In 2009, pandemic A(H1N1)pdm09 was predominant in the region. A(H3) viruses were reported from all countries in the region, and peaked earliest in Japan, Mongolia and the Republic of Korea, followed by all other countries except China which saw a later A(H3) peak in August through September. Australia, the Philippines and Singapore were the first countries to report detection of the pandemic A(H1N1)pdm09 subtype to FluNet in May 2009 (although New Zealand was the first country in the region to detect this virus). The dominance of this virus in the Western Pacific Region countries was staggered, peaking during May to August 2009 in Cambodia, Lao PDR, Malaysia, Philippines, Singapore and Viet Nam, July to August 2009 in Australia, Fiji, New Zealand and New Caledonia (France), and October 2009 to January 2010 in China, Mongolia and the Republic of Korea. Japan had dual peaks of pandemic virus detection, with a large number of detections in August to September 2009 followed by resurgence in November to January 2010 (data not shown).
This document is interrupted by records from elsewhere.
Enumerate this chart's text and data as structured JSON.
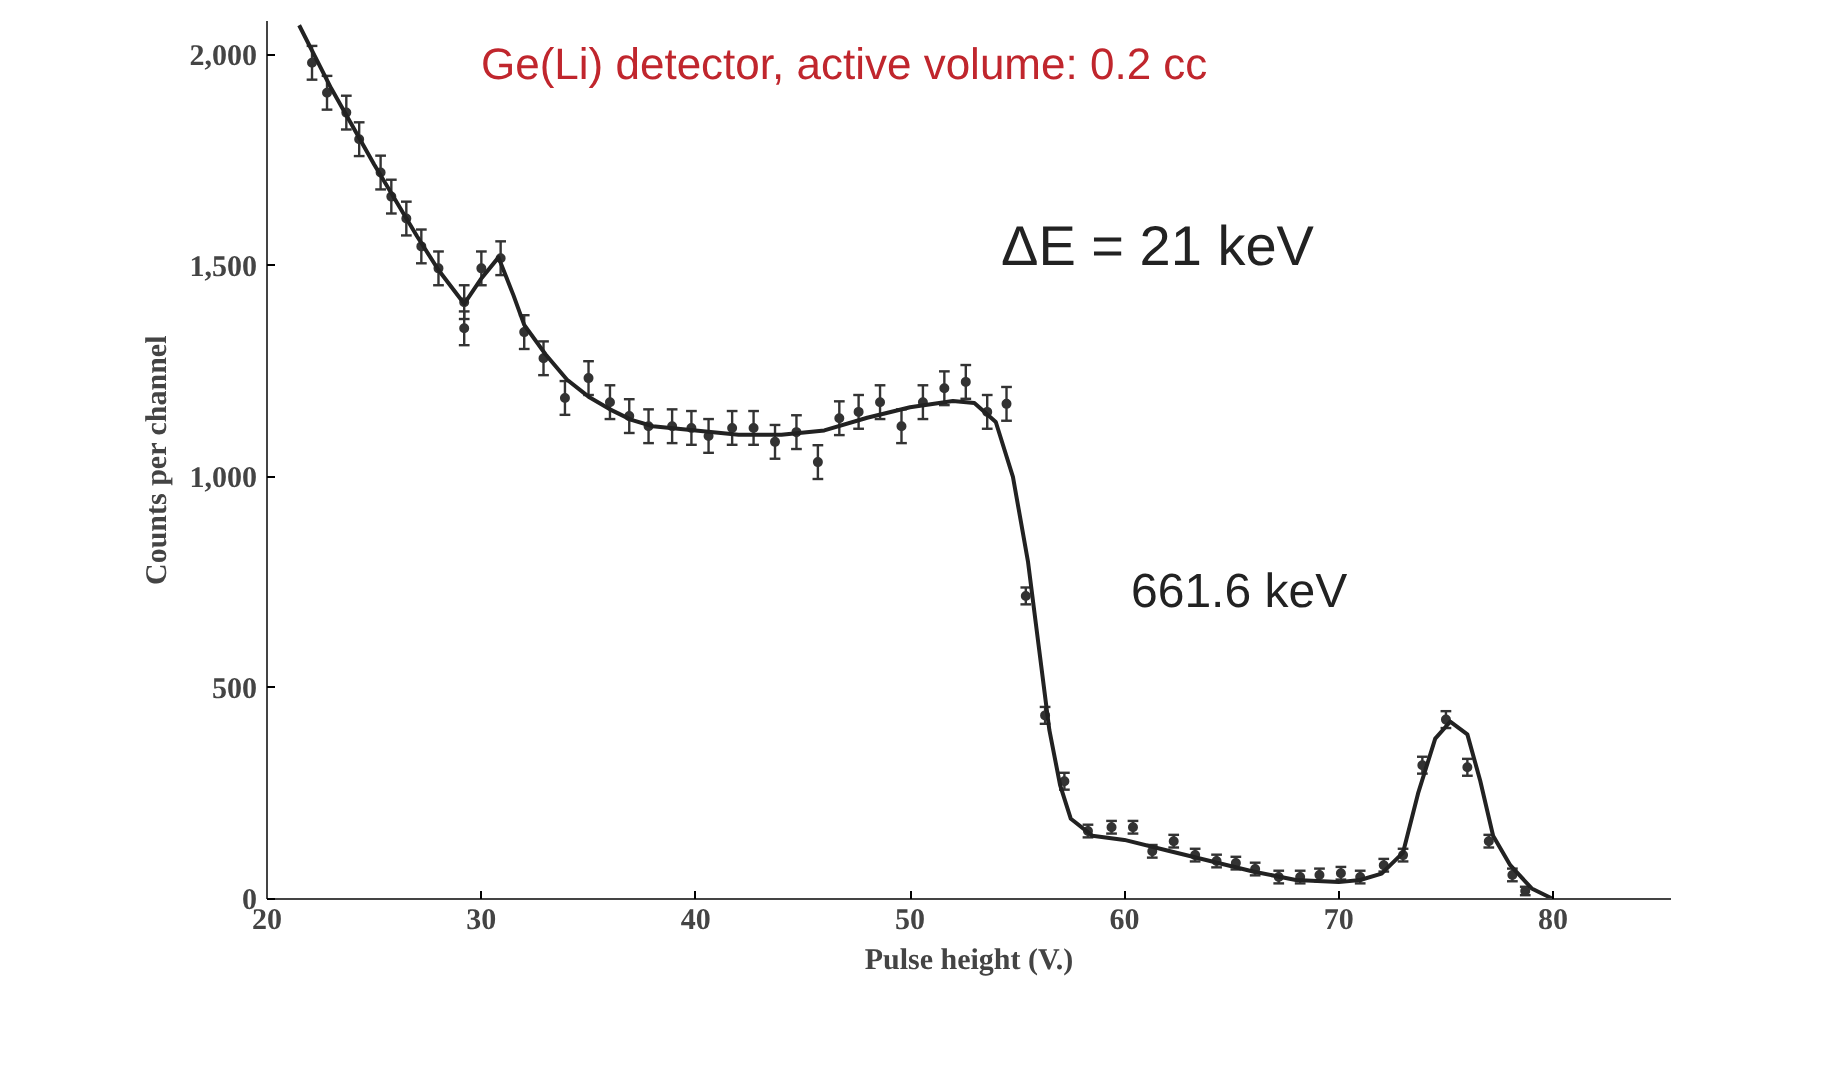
{
  "chart_data": {
    "type": "scatter",
    "xlabel": "Pulse height (V.)",
    "ylabel": "Counts per channel",
    "annotations": [
      "Ge(Li) detector,   active volume:   0.2 cc",
      "ΔE = 21 keV",
      "661.6 keV"
    ],
    "xlim": [
      20,
      85.5
    ],
    "xticks": [
      20,
      30,
      40,
      50,
      60,
      70,
      80
    ],
    "ylim": [
      0,
      2080
    ],
    "yticks": [
      0,
      500,
      {
        "value": 1000,
        "label": "1,000"
      },
      {
        "value": 1500,
        "label": "1,500"
      },
      {
        "value": 2000,
        "label": "2,000"
      }
    ],
    "grid": false,
    "marker": "circle",
    "series": [
      {
        "color": "#333333",
        "x": [
          22.1,
          22.8,
          23.7,
          24.3,
          25.3,
          25.8,
          26.5,
          27.2,
          28.0,
          29.2,
          29.2,
          30.0,
          30.9,
          32.0,
          32.9,
          33.9,
          35.0,
          36.0,
          36.9,
          37.8,
          38.9,
          39.8,
          40.6,
          41.7,
          42.7,
          43.7,
          44.7,
          45.7,
          46.7,
          47.6,
          48.6,
          49.6,
          50.6,
          51.6,
          52.6,
          53.6,
          54.5,
          55.4,
          56.3,
          57.2,
          58.3,
          59.4,
          60.4,
          61.3,
          62.3,
          63.3,
          64.3,
          65.2,
          66.1,
          67.2,
          68.2,
          69.1,
          70.1,
          71.0,
          72.1,
          73.0,
          73.9,
          75.0,
          76.0,
          77.0,
          78.1,
          78.7
        ],
        "values": [
          1981,
          1910,
          1863,
          1800,
          1721,
          1664,
          1612,
          1546,
          1494,
          1414,
          1352,
          1494,
          1518,
          1343,
          1281,
          1187,
          1234,
          1177,
          1144,
          1120,
          1120,
          1116,
          1097,
          1116,
          1116,
          1083,
          1106,
          1035,
          1139,
          1154,
          1177,
          1120,
          1177,
          1210,
          1225,
          1154,
          1173,
          718,
          435,
          279,
          161,
          170,
          170,
          113,
          137,
          104,
          90,
          85,
          71,
          52,
          52,
          57,
          61,
          52,
          80,
          104,
          317,
          425,
          312,
          137,
          57,
          19
        ],
        "errors": [
          40,
          40,
          40,
          40,
          40,
          40,
          40,
          40,
          40,
          40,
          40,
          40,
          40,
          40,
          40,
          40,
          40,
          40,
          40,
          40,
          40,
          40,
          40,
          40,
          40,
          40,
          40,
          40,
          40,
          40,
          40,
          40,
          40,
          40,
          40,
          40,
          40,
          20,
          20,
          20,
          15,
          15,
          15,
          15,
          15,
          15,
          15,
          15,
          15,
          15,
          15,
          15,
          15,
          15,
          15,
          15,
          20,
          20,
          20,
          15,
          15,
          10
        ]
      },
      {
        "type": "line",
        "color": "#222222",
        "marker": "none",
        "line_style": "solid",
        "x": [
          21.5,
          23,
          25,
          27,
          28,
          29.2,
          30,
          30.8,
          31.5,
          32,
          33,
          34,
          35,
          36,
          37,
          38,
          40,
          42,
          44,
          46,
          48,
          50,
          52,
          53,
          54,
          54.8,
          55.5,
          56,
          56.5,
          57,
          57.5,
          58.5,
          60,
          62,
          64,
          66,
          68,
          70,
          71,
          72,
          73,
          73.7,
          74.5,
          75.2,
          76,
          76.6,
          77.2,
          78,
          79,
          80
        ],
        "values": [
          2070,
          1920,
          1740,
          1570,
          1490,
          1410,
          1470,
          1520,
          1430,
          1360,
          1290,
          1230,
          1190,
          1160,
          1135,
          1120,
          1110,
          1100,
          1100,
          1110,
          1140,
          1165,
          1180,
          1175,
          1130,
          1000,
          800,
          600,
          400,
          270,
          190,
          150,
          140,
          115,
          90,
          65,
          45,
          40,
          45,
          60,
          110,
          250,
          380,
          420,
          390,
          280,
          150,
          80,
          25,
          0
        ]
      }
    ]
  }
}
During the pandemic period (11 June 2009 to 10 August 2010), other influenza A virus sub-types, including A(H3), were reported. There was also resurgence of influenza B activity with peaks in China, Mongolia and the Republic of Korea during January to April 2010, followed by the remaining countries in July to September 2010 ().
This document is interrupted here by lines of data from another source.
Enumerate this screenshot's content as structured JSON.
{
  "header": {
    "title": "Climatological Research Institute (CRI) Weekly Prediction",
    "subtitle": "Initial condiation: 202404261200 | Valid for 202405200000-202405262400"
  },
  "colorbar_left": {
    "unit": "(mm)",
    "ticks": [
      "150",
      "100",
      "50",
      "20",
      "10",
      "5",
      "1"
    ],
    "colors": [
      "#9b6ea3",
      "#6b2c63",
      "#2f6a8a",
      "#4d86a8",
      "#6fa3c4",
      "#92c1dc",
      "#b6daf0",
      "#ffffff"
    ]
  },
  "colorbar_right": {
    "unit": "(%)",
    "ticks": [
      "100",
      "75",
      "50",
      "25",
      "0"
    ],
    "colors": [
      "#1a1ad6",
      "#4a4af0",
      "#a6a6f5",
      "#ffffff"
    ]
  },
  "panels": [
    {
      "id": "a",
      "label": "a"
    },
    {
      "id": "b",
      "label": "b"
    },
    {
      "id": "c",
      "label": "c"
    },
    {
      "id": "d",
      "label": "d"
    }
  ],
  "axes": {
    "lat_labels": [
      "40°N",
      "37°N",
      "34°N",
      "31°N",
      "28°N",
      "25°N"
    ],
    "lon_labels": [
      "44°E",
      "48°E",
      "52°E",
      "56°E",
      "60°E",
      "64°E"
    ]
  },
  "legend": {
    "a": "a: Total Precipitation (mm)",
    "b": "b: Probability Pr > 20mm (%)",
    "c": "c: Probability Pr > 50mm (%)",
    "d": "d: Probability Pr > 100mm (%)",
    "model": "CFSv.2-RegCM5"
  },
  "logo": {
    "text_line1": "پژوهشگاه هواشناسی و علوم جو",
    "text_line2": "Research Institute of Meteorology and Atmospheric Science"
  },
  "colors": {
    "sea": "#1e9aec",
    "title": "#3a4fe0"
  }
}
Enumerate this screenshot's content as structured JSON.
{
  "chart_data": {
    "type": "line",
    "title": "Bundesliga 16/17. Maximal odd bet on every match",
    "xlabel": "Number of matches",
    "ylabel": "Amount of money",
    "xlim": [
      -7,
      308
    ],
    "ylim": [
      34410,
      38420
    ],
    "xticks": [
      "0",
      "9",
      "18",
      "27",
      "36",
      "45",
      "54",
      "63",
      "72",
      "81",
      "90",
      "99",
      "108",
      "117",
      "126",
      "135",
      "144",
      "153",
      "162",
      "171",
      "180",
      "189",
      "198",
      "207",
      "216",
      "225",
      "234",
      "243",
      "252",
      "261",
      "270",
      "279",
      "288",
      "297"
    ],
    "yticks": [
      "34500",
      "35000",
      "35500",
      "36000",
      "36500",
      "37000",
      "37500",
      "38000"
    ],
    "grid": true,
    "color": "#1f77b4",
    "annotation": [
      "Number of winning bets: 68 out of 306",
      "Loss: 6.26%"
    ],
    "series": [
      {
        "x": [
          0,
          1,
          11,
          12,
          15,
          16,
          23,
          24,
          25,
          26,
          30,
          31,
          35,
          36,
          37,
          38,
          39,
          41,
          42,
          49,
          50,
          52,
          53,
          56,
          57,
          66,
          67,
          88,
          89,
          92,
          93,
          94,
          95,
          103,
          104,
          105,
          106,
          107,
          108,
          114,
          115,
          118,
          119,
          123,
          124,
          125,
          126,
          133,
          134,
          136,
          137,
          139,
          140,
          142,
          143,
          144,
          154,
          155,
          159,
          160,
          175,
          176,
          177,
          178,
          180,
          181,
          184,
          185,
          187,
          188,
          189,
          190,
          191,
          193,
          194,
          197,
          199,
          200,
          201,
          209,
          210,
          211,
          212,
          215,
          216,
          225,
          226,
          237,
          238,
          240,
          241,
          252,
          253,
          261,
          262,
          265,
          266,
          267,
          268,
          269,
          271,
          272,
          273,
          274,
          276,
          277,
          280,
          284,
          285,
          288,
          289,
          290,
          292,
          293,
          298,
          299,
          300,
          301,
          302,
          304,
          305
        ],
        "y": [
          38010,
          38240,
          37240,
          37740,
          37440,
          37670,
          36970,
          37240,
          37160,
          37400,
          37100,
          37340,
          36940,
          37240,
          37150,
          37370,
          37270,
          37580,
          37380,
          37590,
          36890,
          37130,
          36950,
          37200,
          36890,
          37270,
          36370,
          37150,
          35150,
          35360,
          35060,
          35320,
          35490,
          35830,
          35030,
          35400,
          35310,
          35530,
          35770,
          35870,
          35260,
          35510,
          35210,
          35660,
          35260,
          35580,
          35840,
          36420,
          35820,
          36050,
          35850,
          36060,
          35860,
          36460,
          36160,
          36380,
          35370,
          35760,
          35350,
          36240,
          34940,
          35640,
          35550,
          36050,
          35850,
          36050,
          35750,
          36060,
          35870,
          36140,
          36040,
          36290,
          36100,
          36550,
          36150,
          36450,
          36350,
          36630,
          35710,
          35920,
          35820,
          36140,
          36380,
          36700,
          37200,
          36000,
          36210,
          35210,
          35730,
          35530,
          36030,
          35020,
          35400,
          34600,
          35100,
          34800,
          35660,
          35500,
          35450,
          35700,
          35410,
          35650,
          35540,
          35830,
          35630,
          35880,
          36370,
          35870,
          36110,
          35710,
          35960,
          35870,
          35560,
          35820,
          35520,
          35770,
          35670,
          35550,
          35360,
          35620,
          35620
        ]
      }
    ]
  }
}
Six countries reported data by age group for ILI cases and total consultations: Cambodia (2009–2010), Lao PDR (2008–2010), Mongolia (2006–2010), New Zealand (2006–2010), the Philippines (2009–2010) and Viet Nam (2008–2010). Cambodia, Mongolia and New Zealand reported greater ILI activity in the 0–5 years age group than other age groups (5 to <18, 18 to <65, and 65 years and over, data not shown). The Philippines and Lao PDR reported greater ILI activity in the 0 to <5 and 5 to <18 age groups, while Viet Nam reported greater ILI activity in the 5 to <18 and 18 to <65 age groups (data not shown).